GREENSBORO, N.C. — The rain came in fast across Greensboro and left just as quickly. But more is expected into next week.
Two months-worth of rain hit the City of Greensboro in a five hour span Wednesday night. Some of the areas most affected were neighborhoods like Lindley Park, West Friendly, Latham Park, and Revolution Mill.
A flash flood warning went into effect for Guilford County around 8 p.m. and ended around 10 p.m. Within that short time, Greensboro Police say "numerous" water rescues happened around the city.
Buffalo Creek reached a record flood stage level near 18 feet. That’s higher than last year during Hurricane Florence or anything else since the flood station was installed in 1998.
With all the major flash flooding we saw, we want to know if anything can be done to help the city's flooding problem. The quick answer: no. There's nothing they can do to solve the problem. But the City says it's not because they haven't tried.
"In a rain event like we had last night, there's really not much that can be done, not from an engineering perspective or otherwise." said David Phlegar, Stormwater Management Manager for the City of Greensboro. "It was a really bad storm."
The City says it's just low lying areas with streams or creeks running through and that they maintain storm drains nearly every day to prevent clogs. With heavy rains like last night's, the water in these low-lying areas has no where to go.

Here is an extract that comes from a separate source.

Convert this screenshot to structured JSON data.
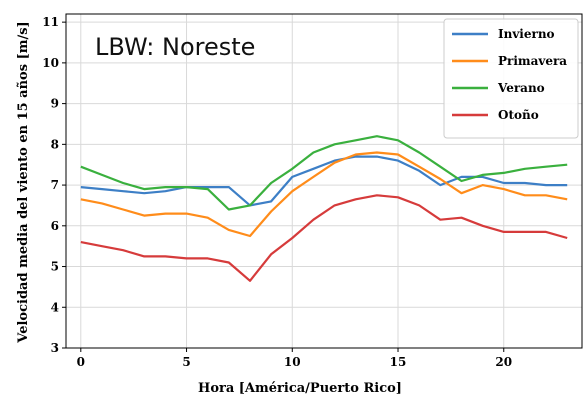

"That amount of rain water coming to this area, no matter what obstruction is right here, it's going to flood the area ," Phlegar added.
Another area that's seen a fair share of flooding and losses are the residents of Pinecroft Place Apartments. Flooding kept them from entering and leaving their homes for hours in early July. Last year, the city condemned 32 units at Pinecroft Place Apartments after flooding from Hurricane Florence. The same units condemned in 2003.
One resident, Zach Price, says last night was worse than the flooding in July.
"Water [got] into engines of cars," he shared. "[It] was worse this time and this is the second time in two weeks."
Don Sheffield, Chief Building Inspector for the City of Greensboro says the complex has submitted proposals for a flood wall to help.
"The problem is if they build a flood wall, they make units inaccessible for handicap people," said Sheffield.
This is a developing story as we look for answers from experts on what are some of the options the City has, but hasn't been able to achieve.